Ai lati della sua bocca, le famose fossette fecero il loro ingresso, rendendolo molto più affascinante.
Lo ringraziai con una voce bassa e mi scrutai subito attorno, poi, una figura alta mi sovrastò.
Ritornai a guardare dinanzi a me e mi accorsi che Michael si era avvicinato maggiormente al mio corpo, osservandomi con una strana luce negli occhi.
Mi sentii all'improvviso fragile di fronte al suo sguardo e mille brividi percorsero la mia schiena, soffermandosi lungo la colonna vertebrale.

« Se hai bisogno di qualcosa, puoi trovarmi nel mio ufficio » mormorò.

Annuii immediatamente e gli rivolsi un sorriso di gratitudine.
Lui ricambiò e - dopo aver rivolto un'ultima occhiata al mio abbigliamento - guardò Leticia.

« Potresti per favore darle la
sua divisa? »

Quest'ultima annuì col capo e dopo essersi allontanata, Michael mi sorrise, oltrepassando il mio corpo ormai scosso da emozioni che cercai di alienare con un lungo e grande sospiro.
Uscì dalla cucina e camminò con maestosa eleganza, chiudendo di poco la porta alle sue spalle e solo allora Glenda si avvicinò a me.
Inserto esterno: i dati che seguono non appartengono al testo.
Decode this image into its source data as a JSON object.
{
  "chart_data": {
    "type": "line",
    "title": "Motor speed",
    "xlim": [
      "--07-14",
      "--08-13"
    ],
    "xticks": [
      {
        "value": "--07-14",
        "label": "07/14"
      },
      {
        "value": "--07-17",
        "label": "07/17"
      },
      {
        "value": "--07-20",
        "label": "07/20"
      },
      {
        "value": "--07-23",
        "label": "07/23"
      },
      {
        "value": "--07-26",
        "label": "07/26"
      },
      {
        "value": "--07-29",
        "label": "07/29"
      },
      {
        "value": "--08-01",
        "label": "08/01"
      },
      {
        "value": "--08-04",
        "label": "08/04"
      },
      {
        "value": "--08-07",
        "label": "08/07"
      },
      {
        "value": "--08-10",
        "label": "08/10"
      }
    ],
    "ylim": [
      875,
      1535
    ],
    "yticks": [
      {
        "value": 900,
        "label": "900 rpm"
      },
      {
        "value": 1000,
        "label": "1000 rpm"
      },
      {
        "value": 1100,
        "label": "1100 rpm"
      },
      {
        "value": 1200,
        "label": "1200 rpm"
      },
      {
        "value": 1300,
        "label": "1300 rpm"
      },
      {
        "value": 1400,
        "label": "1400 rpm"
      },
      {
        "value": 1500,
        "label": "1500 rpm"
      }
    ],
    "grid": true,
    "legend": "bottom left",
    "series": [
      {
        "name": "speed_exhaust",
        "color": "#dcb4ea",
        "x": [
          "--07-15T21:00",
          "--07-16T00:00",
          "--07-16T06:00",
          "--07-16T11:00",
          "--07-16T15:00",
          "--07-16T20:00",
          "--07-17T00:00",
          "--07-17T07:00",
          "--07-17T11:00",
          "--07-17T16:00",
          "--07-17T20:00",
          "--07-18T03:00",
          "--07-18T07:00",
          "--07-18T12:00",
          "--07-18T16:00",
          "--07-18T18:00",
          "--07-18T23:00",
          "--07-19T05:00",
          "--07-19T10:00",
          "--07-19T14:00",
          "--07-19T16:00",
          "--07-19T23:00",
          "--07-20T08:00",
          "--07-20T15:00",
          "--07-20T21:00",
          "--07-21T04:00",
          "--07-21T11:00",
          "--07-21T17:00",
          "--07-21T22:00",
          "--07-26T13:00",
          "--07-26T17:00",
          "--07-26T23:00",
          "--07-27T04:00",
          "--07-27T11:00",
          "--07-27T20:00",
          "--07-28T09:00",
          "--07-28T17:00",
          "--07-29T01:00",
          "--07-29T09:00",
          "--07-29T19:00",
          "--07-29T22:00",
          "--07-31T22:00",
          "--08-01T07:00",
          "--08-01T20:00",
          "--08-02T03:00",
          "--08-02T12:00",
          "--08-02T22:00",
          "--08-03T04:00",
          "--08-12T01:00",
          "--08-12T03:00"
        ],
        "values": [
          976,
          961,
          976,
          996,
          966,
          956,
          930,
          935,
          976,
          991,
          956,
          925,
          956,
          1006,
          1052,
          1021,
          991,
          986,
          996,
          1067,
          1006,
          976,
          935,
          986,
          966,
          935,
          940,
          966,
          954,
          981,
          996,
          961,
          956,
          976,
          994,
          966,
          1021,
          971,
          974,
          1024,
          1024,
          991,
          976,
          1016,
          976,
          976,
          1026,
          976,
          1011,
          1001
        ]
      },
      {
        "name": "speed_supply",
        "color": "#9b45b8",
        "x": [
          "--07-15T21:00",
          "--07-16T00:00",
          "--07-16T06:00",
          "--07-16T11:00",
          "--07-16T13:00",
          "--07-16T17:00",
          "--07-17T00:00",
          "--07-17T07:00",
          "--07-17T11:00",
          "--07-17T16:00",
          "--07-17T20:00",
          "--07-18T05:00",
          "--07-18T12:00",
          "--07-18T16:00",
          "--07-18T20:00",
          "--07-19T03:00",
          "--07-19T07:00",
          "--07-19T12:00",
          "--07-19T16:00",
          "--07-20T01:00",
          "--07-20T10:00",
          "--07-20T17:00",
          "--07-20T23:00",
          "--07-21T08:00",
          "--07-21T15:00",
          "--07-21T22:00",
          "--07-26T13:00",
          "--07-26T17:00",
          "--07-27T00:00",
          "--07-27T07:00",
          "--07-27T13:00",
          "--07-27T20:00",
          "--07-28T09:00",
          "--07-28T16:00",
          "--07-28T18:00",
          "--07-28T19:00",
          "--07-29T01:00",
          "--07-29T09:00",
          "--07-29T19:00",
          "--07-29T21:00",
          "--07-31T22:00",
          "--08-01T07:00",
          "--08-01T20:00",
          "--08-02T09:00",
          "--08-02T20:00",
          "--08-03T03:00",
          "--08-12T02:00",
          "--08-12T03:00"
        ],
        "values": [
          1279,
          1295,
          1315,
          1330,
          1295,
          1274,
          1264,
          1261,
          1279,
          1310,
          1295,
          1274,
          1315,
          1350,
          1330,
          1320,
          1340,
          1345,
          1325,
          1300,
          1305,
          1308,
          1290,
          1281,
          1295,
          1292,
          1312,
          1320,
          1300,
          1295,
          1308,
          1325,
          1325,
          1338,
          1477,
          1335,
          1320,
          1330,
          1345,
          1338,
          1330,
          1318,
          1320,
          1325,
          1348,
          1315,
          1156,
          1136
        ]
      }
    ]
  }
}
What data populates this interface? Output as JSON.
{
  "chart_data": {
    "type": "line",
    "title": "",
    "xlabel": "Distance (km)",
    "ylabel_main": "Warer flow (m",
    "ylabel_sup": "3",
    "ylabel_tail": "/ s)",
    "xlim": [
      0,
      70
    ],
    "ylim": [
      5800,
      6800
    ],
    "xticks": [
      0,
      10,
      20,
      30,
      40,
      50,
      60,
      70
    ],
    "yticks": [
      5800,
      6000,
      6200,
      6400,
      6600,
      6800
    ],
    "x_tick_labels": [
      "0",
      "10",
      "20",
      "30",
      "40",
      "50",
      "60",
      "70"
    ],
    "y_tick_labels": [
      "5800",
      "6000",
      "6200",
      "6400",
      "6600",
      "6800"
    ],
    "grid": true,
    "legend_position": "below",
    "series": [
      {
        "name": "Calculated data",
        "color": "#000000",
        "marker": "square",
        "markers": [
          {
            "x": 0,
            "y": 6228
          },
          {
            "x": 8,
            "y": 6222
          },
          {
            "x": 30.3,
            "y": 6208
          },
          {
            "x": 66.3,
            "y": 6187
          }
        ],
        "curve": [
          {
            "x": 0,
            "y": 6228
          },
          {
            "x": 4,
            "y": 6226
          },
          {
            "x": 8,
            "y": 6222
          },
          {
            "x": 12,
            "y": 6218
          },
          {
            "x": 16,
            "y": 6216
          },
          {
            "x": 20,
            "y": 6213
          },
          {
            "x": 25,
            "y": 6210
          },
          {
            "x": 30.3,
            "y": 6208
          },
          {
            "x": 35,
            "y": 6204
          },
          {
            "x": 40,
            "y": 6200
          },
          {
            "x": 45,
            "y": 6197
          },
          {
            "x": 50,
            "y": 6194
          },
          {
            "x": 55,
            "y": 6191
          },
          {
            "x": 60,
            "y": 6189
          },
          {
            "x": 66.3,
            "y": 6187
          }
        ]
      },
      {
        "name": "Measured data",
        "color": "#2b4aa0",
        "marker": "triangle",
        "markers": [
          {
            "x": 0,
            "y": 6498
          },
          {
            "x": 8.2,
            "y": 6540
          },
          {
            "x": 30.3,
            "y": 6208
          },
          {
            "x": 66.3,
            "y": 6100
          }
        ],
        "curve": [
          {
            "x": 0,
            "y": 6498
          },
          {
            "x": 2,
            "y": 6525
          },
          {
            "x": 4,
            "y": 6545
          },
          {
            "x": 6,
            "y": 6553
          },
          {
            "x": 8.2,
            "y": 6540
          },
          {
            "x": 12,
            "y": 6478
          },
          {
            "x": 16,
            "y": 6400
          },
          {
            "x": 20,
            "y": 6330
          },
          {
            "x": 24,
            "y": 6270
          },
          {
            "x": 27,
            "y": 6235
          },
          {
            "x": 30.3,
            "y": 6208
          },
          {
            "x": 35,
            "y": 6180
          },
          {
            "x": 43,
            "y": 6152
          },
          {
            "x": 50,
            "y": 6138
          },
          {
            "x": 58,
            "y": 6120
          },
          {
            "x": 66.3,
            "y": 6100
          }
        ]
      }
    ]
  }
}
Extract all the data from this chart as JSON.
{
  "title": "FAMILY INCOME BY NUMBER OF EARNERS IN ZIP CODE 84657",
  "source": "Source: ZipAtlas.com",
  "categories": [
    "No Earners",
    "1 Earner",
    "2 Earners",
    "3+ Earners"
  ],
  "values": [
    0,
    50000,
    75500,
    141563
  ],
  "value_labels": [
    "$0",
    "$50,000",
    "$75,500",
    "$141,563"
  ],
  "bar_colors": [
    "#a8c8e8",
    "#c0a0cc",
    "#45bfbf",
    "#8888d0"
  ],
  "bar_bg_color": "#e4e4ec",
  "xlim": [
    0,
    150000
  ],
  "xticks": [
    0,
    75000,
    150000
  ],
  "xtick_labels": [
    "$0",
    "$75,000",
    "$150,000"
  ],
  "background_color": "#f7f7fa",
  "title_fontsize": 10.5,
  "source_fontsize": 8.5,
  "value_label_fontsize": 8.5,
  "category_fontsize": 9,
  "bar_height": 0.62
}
« Michael richiede la massima perfezione, quindi sarebbe cortese da parte tua, se mi aiutassi a pulire la sua camera, da domani in poi. Leticia non ne vuole sapere di entrare in
quel posto » spiegò.

Sapevo che Michael fosse un perfezionista, ma pensavo richiedesse la perfezione solo sul palco, non a casa.

« Certo, sarà un piacere
aiutarti » replicai.

Ella scialò un bel sorriso e, dopo essersi aggiustata il grembiule che indossava, si allontanò da me, dirigendosi a passi spediti verso alla sala da pranzo.
Sospirai rumorosamente, mordicchiandomi il labbro inferiore.
Perfezione? Sarei stata in grado di lavorare in tal modo?